The credit crisis and regulatory responses have forced banks to substantially update their counterparty risk management processes. New regulations in the form of Basel III, the Dodd-Frank Act in the U.S. and European Market Infrastructure Regulation (EMIR) have dramatically increased capital requirements for Counterparty Credit Risk. In addition to implementing new regulatory requirements, banks are making significant changes to internal counterparty risk management practices.
There are three main themes inherent in these changes. First, better firm-wide consolidated risk reporting has become a top priority. Second, centralised counterparty risk management groups (CVA desks) are being created to more actively monitor and hedge credit risk. Third, banks are making significant investments in technology to better support the firm-wide risk reporting and CVA desk initiatives.
This paper will explore some of the key changes to internal counterparty risk management processes by tracing typical workflows within banks before and after CVA desks, and how increased clearing due to regulatory mandates, affects these workflows. Since CVA pricing and counterparty risk management workflows require extensive amounts of data, as well as a scalable, high-performance technology, it is important to understand the data management and analytical challenges involved.
CVA desks or specialized risk control groups tasked with more actively managing counterparty risk are becoming more prevalent, since banks that had them generally fared better during the crisis. To establish a basis for comparison, it is important to review counterparty credit risk pricing and post-trade risk management before the advent of C VA desks. The case where a corporate end-user hedges a business risk through a derivative transaction provides a useful example.

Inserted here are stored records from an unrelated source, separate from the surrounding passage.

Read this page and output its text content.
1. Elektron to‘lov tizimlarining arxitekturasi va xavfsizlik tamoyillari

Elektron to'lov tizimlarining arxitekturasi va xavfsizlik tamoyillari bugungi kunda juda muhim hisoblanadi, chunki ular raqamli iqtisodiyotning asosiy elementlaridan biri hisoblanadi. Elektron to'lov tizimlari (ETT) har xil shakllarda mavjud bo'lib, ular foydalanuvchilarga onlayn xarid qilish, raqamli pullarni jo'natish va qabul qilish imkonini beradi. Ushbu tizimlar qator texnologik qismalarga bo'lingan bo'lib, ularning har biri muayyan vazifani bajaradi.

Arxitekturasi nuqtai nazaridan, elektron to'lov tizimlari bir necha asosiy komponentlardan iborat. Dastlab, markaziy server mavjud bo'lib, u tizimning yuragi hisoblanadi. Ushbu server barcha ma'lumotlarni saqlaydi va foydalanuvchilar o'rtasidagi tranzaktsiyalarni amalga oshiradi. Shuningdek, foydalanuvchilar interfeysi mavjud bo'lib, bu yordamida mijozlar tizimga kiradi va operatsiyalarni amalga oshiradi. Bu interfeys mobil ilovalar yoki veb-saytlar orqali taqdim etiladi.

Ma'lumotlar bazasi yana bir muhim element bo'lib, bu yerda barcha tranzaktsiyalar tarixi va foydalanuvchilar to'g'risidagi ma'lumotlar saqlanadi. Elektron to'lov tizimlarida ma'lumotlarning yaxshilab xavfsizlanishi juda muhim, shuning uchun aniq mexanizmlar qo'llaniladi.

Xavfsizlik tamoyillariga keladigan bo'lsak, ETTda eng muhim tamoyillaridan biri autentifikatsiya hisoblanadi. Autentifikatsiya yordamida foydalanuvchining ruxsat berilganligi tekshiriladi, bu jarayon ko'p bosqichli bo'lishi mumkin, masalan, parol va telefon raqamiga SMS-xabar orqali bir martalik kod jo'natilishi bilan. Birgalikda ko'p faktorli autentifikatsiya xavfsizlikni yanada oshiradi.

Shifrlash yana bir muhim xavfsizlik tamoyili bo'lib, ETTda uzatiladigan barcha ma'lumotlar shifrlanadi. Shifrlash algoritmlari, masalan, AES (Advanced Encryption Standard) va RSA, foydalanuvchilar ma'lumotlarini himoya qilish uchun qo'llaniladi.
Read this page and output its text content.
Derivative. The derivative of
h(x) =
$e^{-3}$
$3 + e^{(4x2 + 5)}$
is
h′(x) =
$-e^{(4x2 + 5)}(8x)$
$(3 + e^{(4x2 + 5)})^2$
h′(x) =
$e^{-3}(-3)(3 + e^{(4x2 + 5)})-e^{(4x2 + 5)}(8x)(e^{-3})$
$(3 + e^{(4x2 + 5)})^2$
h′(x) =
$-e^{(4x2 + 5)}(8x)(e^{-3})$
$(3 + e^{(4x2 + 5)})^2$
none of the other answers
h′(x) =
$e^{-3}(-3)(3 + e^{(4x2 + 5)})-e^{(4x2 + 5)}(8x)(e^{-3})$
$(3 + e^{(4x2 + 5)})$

The corporate treasurer may want to hedge receivables in a foreign currency or lock in the forward price of a commodity input. Another common transaction is an interest rate swap used to convert fixed rate bonds issued by the corporation into floaters to mitigate interest rate risk. In all of these cases, the corporate treasurer explains the hedging objective to the bank’s derivatives salesperson, who structures an appropriate transaction. The salesperson requests a price for the transaction from the relevant trading desk, which provides a competitive market price with ‘credit’ and ‘capital’ add-ons to cover the potential loss if the counterparty were to default prior to maturity of the contract. The credit and capital charges are based on an internal qualitative and quantitative assessment of the credit quality of the counterparty by the bank’s credit officers.